On a obtenu le picotin mérité : les conclusions de la Présidence, rendues publiques à l'issue du conseil de Bruxelles, disent expressément que "le modèle social européen doit être préservé". Dont acte : mais le projet de directive résolvait déjà en partie le problème qui n'avait pas échappé à ses auteurs, au moyen d'une exception en faveur des travailleurs détachés ; et je ne doute pas qu'on trouvera aisément un complément d'habillage par un dispositif qui préservera, par exemple, les droits syndicaux et les prélèvements sociaux propres à chaque pays, et qui permettra au gouvernement français d'afficher sa satisfaction de façade. Quant à savoir ce qu'est le "modèle social européen"... Vu de Paris ou de Londres, de Lisbonne ou de Varsovie, il n'a pas du tout le même contenu.
Pour le reste, c'est-à-dire pour l'essentiel, on continue sur la base de la proposition de la Commission. Comme l'a souligné le président luxembourgeois du Conseil européen, M. Junker : le Conseil poursuivra ses travaux "dans le cadre de la procédure législative en cours pour dégager un large consensus qui respectera l'ensemble des objectifs : ouverture du marché des services, respect du modèle social européen... La directive ne sera pas retirée. C'est seule la Commission qui pourrait le faire. Le Conseil européen n'a pas le droit de donner des injonctions de ce type à la Commission.
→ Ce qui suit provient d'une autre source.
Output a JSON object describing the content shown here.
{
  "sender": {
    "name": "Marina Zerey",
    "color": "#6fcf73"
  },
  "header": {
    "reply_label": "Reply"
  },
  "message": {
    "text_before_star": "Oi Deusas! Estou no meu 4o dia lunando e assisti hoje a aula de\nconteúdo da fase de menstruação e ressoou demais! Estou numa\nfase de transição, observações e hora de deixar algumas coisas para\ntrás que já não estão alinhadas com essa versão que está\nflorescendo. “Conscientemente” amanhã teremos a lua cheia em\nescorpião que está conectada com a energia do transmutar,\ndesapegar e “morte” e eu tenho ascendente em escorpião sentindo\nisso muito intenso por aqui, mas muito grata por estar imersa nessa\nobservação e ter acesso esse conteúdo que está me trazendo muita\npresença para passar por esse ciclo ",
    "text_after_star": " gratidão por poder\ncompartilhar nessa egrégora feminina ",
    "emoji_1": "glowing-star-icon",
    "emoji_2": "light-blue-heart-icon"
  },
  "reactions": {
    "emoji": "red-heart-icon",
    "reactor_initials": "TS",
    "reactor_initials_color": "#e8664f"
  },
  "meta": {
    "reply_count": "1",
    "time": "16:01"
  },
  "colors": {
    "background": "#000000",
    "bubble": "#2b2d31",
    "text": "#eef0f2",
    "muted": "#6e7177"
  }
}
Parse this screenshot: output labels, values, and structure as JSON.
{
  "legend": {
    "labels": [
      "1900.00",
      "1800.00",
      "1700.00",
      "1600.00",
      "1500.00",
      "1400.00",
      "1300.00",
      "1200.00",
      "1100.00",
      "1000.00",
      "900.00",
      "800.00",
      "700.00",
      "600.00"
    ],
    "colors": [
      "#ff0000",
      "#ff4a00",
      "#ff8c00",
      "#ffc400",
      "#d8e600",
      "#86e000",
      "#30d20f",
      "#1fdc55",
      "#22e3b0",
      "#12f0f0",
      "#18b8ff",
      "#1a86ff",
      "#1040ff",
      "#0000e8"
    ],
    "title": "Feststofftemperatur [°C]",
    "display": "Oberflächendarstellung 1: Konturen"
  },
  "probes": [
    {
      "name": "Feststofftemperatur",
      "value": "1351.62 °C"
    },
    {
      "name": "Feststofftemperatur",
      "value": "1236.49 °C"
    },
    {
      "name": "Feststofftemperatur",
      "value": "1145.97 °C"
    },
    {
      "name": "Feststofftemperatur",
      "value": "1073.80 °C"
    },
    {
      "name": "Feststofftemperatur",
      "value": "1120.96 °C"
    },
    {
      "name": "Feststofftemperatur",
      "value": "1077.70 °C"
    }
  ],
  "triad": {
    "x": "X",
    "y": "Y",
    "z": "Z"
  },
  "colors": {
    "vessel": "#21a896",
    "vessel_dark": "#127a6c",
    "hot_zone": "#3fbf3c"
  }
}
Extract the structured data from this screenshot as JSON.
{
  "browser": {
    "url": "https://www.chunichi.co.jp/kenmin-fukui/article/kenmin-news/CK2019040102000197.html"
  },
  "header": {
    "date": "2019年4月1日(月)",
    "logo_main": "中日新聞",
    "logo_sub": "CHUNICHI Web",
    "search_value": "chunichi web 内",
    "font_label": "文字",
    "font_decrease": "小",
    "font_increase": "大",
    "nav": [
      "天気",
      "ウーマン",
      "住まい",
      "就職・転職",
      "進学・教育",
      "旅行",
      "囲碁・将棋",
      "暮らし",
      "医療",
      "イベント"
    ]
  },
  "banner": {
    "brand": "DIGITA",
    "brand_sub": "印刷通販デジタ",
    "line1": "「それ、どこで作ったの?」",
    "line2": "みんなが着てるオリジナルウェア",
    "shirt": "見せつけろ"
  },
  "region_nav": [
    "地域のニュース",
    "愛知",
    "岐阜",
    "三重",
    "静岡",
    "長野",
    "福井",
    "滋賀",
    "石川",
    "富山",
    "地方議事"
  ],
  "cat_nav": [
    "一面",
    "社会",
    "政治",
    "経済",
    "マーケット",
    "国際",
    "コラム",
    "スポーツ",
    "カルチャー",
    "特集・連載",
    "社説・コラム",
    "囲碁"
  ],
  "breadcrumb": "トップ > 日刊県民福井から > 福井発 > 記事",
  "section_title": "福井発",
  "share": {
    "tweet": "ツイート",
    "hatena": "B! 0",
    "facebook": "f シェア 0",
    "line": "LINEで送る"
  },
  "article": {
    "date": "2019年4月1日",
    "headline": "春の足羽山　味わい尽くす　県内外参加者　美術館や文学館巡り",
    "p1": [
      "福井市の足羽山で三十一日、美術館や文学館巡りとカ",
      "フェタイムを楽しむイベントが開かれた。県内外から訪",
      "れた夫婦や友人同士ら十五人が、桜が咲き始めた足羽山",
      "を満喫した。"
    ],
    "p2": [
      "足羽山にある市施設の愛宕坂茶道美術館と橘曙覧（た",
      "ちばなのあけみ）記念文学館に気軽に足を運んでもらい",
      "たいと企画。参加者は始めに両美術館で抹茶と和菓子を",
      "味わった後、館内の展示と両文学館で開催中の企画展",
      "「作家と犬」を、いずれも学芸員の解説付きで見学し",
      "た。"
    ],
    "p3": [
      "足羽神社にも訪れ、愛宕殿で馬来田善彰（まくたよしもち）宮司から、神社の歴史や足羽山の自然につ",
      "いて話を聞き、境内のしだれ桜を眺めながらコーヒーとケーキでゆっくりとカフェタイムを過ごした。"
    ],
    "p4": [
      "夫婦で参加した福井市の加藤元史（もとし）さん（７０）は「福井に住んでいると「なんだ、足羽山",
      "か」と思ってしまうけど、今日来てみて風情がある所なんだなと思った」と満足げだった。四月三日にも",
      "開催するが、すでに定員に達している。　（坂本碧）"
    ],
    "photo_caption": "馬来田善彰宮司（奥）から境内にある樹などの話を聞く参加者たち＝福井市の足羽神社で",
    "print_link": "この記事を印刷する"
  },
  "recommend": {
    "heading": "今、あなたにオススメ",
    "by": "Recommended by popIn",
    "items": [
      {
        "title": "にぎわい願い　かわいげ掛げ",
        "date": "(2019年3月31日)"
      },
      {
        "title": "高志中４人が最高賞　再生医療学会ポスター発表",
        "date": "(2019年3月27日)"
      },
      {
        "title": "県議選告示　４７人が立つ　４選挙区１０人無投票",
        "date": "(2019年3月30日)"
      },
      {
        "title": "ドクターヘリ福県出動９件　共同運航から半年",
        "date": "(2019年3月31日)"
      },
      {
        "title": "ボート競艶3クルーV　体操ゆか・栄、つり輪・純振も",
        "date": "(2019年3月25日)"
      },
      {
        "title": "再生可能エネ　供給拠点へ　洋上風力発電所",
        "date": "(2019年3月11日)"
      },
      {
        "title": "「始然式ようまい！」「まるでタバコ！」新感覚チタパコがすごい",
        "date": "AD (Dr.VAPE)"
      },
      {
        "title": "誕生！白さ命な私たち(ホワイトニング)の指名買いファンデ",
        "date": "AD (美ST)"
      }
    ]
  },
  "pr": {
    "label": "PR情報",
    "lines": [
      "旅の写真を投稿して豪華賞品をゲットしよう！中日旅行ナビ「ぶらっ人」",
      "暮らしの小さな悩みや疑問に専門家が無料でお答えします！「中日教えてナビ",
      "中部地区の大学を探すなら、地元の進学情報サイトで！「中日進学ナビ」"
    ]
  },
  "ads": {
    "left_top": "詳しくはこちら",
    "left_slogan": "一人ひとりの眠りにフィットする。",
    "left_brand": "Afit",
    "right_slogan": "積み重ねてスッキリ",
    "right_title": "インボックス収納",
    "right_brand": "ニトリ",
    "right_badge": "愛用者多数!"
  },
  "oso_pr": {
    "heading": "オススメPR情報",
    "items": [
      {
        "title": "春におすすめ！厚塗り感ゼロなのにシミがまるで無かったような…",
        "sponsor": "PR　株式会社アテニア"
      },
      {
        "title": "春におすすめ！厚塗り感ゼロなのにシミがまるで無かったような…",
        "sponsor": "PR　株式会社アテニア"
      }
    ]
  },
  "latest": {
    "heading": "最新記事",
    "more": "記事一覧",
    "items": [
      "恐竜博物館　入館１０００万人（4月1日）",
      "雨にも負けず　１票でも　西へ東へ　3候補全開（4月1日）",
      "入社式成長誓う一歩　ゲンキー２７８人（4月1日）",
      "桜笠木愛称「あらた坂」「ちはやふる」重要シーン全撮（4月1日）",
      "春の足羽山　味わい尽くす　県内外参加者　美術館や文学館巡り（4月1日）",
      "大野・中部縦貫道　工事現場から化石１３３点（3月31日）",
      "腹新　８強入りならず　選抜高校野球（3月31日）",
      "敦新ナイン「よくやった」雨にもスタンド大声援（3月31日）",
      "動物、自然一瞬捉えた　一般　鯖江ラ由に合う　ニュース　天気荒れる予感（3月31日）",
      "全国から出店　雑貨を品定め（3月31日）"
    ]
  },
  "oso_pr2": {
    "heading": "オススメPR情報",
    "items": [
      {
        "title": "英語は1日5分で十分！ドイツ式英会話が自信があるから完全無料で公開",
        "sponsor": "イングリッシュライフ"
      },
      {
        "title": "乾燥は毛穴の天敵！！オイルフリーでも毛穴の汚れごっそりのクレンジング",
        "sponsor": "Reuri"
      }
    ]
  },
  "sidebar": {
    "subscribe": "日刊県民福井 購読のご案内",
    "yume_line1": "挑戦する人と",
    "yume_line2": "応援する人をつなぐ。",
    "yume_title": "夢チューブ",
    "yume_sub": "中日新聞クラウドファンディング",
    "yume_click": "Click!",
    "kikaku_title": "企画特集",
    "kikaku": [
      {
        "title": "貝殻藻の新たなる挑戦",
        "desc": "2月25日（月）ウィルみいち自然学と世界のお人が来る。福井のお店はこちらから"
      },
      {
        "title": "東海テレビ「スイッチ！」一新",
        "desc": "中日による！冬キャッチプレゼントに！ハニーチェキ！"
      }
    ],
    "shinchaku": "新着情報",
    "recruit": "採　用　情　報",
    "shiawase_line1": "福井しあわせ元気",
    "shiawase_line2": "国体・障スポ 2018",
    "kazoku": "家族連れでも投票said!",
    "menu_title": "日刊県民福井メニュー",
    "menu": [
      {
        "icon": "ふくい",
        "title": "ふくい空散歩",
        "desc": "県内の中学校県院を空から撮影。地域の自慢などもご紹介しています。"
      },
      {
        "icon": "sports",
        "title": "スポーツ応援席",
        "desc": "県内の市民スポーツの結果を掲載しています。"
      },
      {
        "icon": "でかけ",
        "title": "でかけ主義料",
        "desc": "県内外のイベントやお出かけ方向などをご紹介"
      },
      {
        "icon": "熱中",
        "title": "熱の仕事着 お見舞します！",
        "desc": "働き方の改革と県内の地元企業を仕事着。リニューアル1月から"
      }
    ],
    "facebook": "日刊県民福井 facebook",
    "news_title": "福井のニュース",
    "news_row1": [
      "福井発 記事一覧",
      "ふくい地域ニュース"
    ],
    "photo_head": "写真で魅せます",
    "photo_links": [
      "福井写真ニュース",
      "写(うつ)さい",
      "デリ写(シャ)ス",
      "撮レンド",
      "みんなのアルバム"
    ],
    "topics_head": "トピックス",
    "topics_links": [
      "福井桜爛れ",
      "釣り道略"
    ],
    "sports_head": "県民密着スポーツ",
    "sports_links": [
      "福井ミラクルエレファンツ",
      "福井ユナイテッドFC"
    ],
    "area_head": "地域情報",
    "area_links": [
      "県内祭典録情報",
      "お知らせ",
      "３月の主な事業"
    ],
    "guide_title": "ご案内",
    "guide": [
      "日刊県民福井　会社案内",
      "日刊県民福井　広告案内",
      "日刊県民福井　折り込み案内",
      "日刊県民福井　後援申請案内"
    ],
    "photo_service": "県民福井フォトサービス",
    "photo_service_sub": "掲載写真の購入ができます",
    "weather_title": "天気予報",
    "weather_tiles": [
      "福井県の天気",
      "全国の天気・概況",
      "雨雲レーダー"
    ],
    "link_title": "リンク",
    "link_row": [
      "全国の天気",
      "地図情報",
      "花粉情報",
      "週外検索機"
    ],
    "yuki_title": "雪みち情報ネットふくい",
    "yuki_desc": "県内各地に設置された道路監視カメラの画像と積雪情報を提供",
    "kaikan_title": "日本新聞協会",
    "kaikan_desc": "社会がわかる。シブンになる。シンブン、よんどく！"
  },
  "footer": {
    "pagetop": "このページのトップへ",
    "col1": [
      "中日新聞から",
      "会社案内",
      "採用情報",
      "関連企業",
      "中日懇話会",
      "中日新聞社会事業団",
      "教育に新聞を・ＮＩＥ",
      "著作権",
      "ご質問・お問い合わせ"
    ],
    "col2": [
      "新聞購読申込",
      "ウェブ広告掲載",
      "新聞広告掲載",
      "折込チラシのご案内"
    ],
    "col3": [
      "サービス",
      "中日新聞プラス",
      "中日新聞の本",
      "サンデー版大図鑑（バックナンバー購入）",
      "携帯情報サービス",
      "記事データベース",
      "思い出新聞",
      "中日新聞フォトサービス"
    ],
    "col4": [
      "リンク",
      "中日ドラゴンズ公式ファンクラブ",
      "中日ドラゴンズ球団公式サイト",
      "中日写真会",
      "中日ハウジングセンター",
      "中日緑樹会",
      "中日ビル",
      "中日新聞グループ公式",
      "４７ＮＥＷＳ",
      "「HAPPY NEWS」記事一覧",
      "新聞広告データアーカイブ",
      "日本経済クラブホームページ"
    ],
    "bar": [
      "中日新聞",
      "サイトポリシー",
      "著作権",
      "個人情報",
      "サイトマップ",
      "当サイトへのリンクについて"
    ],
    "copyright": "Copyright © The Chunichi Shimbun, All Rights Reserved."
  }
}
Si la directive était retirée, nous donnerions l'impression que l'ouverture des services aurait disparu de l'agenda européen"... On ne peut être plus clair.
De cet épisode, je tire deux réflexions.
La première concerne la méthode gouvernementale française d'aborder les questions européennes, faite d'amateurisme, de courte vue et de préoccupations politiciennes, et qui n'a pas fini de nous décrédibiliser : nous sommes les premiers artisans de nos malheurs.
La seconde porte sur le mode de fonctionnement des instances européennes dont on voit trop bien, une fois de plus, la dérive technocratique au travers de cette vision doctrinaire de l'unification qui broie systématiquement tout dans la moulinette communautaire, au prétexte que tout est économique et que le marché commande tout, ainsi que des prérogatives exorbitantes de la Commission qui empêchent le Conseil, donc les États pourtant détenteurs de la légitimité politique, de corriger les erreurs de trajectoire.
Quand on dit qu'il faut refonder l'Union européenne sur d'autres bases, ce n'est pas pour rien !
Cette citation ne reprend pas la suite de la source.